This case is not off to a good start

Windy City Marketing, Inc. v. Places Advertising, Inc., No. 07-6401 (N.D. Ill., filed November 12, 2007) [Download the complaint]

Windy City Marketing, a Chicago company, has filed a federal lawsuit against a startup competitor, Places Advertising, Inc. The suit alleges infringement of copyright allegedly owned by Windy City Marketing in certain bound marketing pieces called “inside chicago”. Windy City Marketing claims that Places Advertising has wrongfully copied the marketing materials and is distributing those to Windy City Marketing’s customers.

The big problem with the complaint is that there is no allegation that Windy City Marketing owns a registration in the works at issue. A quick read of Section 411 of the Copyright Act will reveal what’s wrong with this picture. You gotta have a registration before you can file a lawsuit for copyright infringement. For the plaintiff’s sake, thank goodness for Fed. R. Civ. P. 15.

4 Comments

  1. Jonathan Bailey
    November 16, 2007

    Yep, a big problem there. I have to agree. No registration, no Federal lawsuit.

    Yet another case study for why this registration requirement is such a bad idea…

  2. Anonymous
    November 20, 2007

    This was also the case with the complaint filed by the Software Freedom Law Center against Monsoon Multimedia. Link to complaint: http://www.softwarefreedom.org/news/2007/sep/20/b…. Seemed kinda careless …

  3. Chris Haigh
    December 13, 2007

    In contrast to what is asserted here, a copyright registration is effective upon deposit. In this case (I represent the plaintiff), we had already deposited the material. A cursory review of the case law also illustrates that one need not have the registration in hand to file a complaint. See, for example, Proven Methods Seminars v. American Grants and Affordable Housing Institute. A complaint can be later amended to reflect the registration if necessary.

  4. Evan
    December 13, 2007

    Chris:

    Thanks for your comment. I don't think that anywhere in the post, however, I asserted anything about when a copyright registration is effective, so I'm not sure what you're referring to when you say "[i]n contrast to what is asserted here."

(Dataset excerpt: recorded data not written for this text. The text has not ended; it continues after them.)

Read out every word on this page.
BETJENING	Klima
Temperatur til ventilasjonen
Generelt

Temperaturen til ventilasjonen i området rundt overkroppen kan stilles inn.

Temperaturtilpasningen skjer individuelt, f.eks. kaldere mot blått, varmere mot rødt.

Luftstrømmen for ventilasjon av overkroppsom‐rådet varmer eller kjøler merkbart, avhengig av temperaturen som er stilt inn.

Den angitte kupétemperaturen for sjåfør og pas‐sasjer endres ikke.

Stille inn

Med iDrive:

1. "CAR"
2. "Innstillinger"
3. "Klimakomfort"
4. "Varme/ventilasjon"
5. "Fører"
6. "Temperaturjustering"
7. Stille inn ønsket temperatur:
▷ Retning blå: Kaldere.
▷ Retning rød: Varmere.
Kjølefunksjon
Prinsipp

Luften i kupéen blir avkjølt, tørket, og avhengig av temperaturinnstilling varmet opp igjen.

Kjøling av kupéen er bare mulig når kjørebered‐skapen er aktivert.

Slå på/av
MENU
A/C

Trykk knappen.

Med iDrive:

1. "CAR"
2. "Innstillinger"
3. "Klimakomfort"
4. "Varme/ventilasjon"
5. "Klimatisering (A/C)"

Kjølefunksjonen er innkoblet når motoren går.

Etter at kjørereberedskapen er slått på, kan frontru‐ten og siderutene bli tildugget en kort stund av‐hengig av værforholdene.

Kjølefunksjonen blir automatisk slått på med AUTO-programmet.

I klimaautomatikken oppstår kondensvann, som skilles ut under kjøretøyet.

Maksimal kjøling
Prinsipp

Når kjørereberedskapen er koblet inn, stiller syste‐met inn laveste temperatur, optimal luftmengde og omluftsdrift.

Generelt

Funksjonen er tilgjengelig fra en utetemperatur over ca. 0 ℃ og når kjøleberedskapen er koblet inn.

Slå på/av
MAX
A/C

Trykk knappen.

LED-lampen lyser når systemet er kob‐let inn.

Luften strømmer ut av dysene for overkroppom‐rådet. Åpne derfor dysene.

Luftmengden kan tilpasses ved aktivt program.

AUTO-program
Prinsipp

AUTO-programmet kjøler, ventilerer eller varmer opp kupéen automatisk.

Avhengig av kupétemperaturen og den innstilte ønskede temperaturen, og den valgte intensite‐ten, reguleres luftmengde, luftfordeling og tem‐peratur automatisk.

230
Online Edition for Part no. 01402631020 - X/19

    The deficiency that I observe with your complaint is that there is no allegation of registration. Sure, I believe you when you say the work in this case is registered — whether that is effective when you send it off to the Copyright Office or when you actually get the certificate in hand (the Circuits are split on that question and there's no unequivocal guidance from the Seventh). But I don't see any allegation of registration in the complaint.

    As you know, registration is a jurisdictional prerequisite, and if there's no allegation of that, then you haven't demonstrated in the pleading that the case belongs before the court. That would seem to present a pretty nasty 12(b)(1) problem.